When and how is all this going to stop? What will happen when this period, proclaimed to be the new normality, is no longer something out of the ordinary? And who will we be, having then possibly learnt to live—to coexist—a little better with the constant threat facing our existence and its precarious nature?
Those are questions that can only be answered to a limited degree from our current perspective. Questions that have also led to a search for alternatives to our former customary procedures, in the art world as elsewhere. Questions, finally, that give us cause to think beyond what constituted the status quo until just a short time ago, both in terms of content and in pragmatic, organizational terms. Since last spring, for example, a new speculative search for alterity, for an unavoidable opening-up of discourse, can be observed in many places—entailing more than simply the online propositions rapidly conjured up by institutions that otherwise rely on the presence of an audience. One of the signs of this openness is that artists are once again beginning to think more intensively about their involvement in pre-determined production and distribution processes that cannot simply be taken for granted or guaranteed in the long term. And realizing that, in other words, reflection on their practice is increasingly in their own hands.
Contemporary art is characterized inter alia by the way in which analysis and reflectivity function as part of the artistic process per se. There is certainly a—likewise typical—more comprehensive and in many respects more heterogeneous discourse about the way art is created, circulated and perceived. Rarely, however, is any thought given in this context to the extent to which artists themselves drive this process forward by writing, producing texts and discourse. Or, to go a little further, to the question of how the function of criticism and reflective thinking have long since found their own way into artistic creation—and not only in exceptional historical circumstances. This issue attempts to illustrate how much this creative output owes today to what might be called Contemporary Artist Writing in the broadest sense of the term.
This issue was created in cooperation with the Akademie der Bildenden Künste München [Academy of Fine Arts, Munich] where classes led by Florian Pumhösl, Nicole Wermers and Alexandra Bircken attempted in a series of lectures in spring 2020 to pragmatically delineate this kind of “Artist Writing”. Since face-to-face teaching was not possible during that period, selected contemporary artists as well as individual art historians and curators were invited to introduce their work for a limited period of time in the form of online presentations. This issue brings together a selection of these presentations, which have been specially adapted and/or expanded once again for the magazine format.

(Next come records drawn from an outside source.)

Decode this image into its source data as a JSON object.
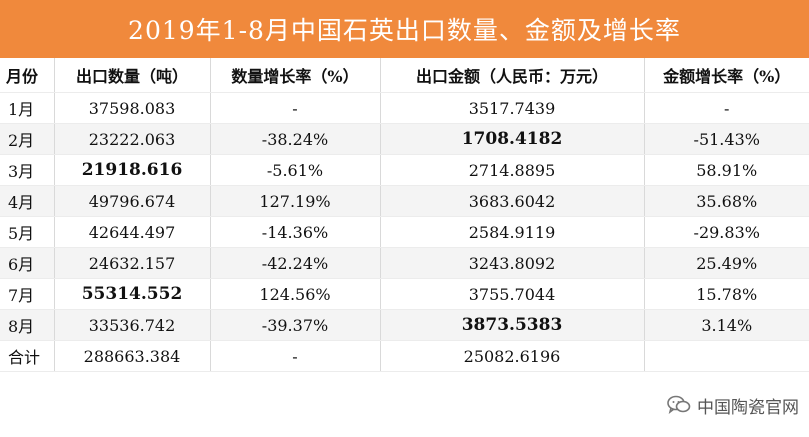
{
  "title": "2019年1-8月中国石英出口数量、金额及增长率",
  "table": {
    "headers": [
      "月份",
      "出口数量（吨）",
      "数量增长率（%）",
      "出口金额（人民币：万元）",
      "金额增长率（%）"
    ],
    "rows": [
      {
        "month": "1月",
        "qty": "37598.083",
        "qty_growth": "-",
        "amount": "3517.7439",
        "amount_growth": "-",
        "bold_qty": false,
        "bold_amount": false
      },
      {
        "month": "2月",
        "qty": "23222.063",
        "qty_growth": "-38.24%",
        "amount": "1708.4182",
        "amount_growth": "-51.43%",
        "bold_qty": false,
        "bold_amount": true
      },
      {
        "month": "3月",
        "qty": "21918.616",
        "qty_growth": "-5.61%",
        "amount": "2714.8895",
        "amount_growth": "58.91%",
        "bold_qty": true,
        "bold_amount": false
      },
      {
        "month": "4月",
        "qty": "49796.674",
        "qty_growth": "127.19%",
        "amount": "3683.6042",
        "amount_growth": "35.68%",
        "bold_qty": false,
        "bold_amount": false
      },
      {
        "month": "5月",
        "qty": "42644.497",
        "qty_growth": "-14.36%",
        "amount": "2584.9119",
        "amount_growth": "-29.83%",
        "bold_qty": false,
        "bold_amount": false
      },
      {
        "month": "6月",
        "qty": "24632.157",
        "qty_growth": "-42.24%",
        "amount": "3243.8092",
        "amount_growth": "25.49%",
        "bold_qty": false,
        "bold_amount": false
      },
      {
        "month": "7月",
        "qty": "55314.552",
        "qty_growth": "124.56%",
        "amount": "3755.7044",
        "amount_growth": "15.78%",
        "bold_qty": true,
        "bold_amount": false
      },
      {
        "month": "8月",
        "qty": "33536.742",
        "qty_growth": "-39.37%",
        "amount": "3873.5383",
        "amount_growth": "3.14%",
        "bold_qty": false,
        "bold_amount": true
      },
      {
        "month": "合计",
        "qty": "288663.384",
        "qty_growth": "-",
        "amount": "25082.6196",
        "amount_growth": "",
        "bold_qty": false,
        "bold_amount": false
      }
    ]
  },
  "watermark": {
    "text": "中国陶瓷官网",
    "icon": "wechat-icon"
  },
  "colors": {
    "title_bg": "#f0893c",
    "title_text": "#ffffff",
    "alt_row": "#f4f4f4"
  }
}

In her contribution, Nora Schultz turns an artistic spotlight on the specific format of the remote lecture. This also entails a design dimension, as her graphic/draftsmanship-driven approach picks up on various parameters of temporal and spatial distance and—transforming these through the media prism—combines them in a five-page, compressed arrangement. Sam Lewitt operates at the other extremity of what one could describe as an (imaginary) spectrum of Artist Writing. For him, a single—non-artistic—image forms the starting point for reflecting on the conditions of contemporary production. That image is one recorded by a thermal imaging camera of the type used in many locations today, primarily in logistics processes, in order to directly depict the degree of efficiency and performance and, if possible, to increase these. On the basis of this simple-looking mapping process, Lewitt derives reflections on how fundamental techniques from mathematics and physics, such as rasterization or, more recently, gradient reduction, find parallels in the artistic process—a process that in many cases prides itself on moving resolutely beyond the economic imperatives of its epistemic setting.
In an interview with curator Amy Zion, Ulrike Müller explores the extent to which this setting can be counteracted by specifically artistic “ways of writing”. Müller has designed a large mural painting for Queens Museum, based on the children’s book The Animals’ Conference, which triggers reflections on the significance (and frequent negation) of non-canonical art forms, such as children’s drawings. Cameron Rowland’s exemplary text-image combination homes in on a completely different type of historical negation in Birmingham, in which he examines the history of American slave labor and its successor regime, known as the Convict Lease System. Cameron’s richly detailed and referenced text depicts a profound historical-critical bracket that holds together the artefacts he prepares and configures as an installation (in this case, objects from the US railway system).
Maurin Dietrich in her contribution on American “copy artist” Pati Hill and Andreas Neufert in his conversation about Viennese-born Surrealist Wolfgang Paalen examine how artistic writing can have an effect over and above beyond the tangible act of writing. A common feature of both approaches is their demonstration of the discursive range—extending beyond mere writing—and cognitive depth of Artist Writing that is of relevance for our contemporary world. In addition, both reveal how alterity and openness can always be accessed from within practice too (particularly if this is discourse-related).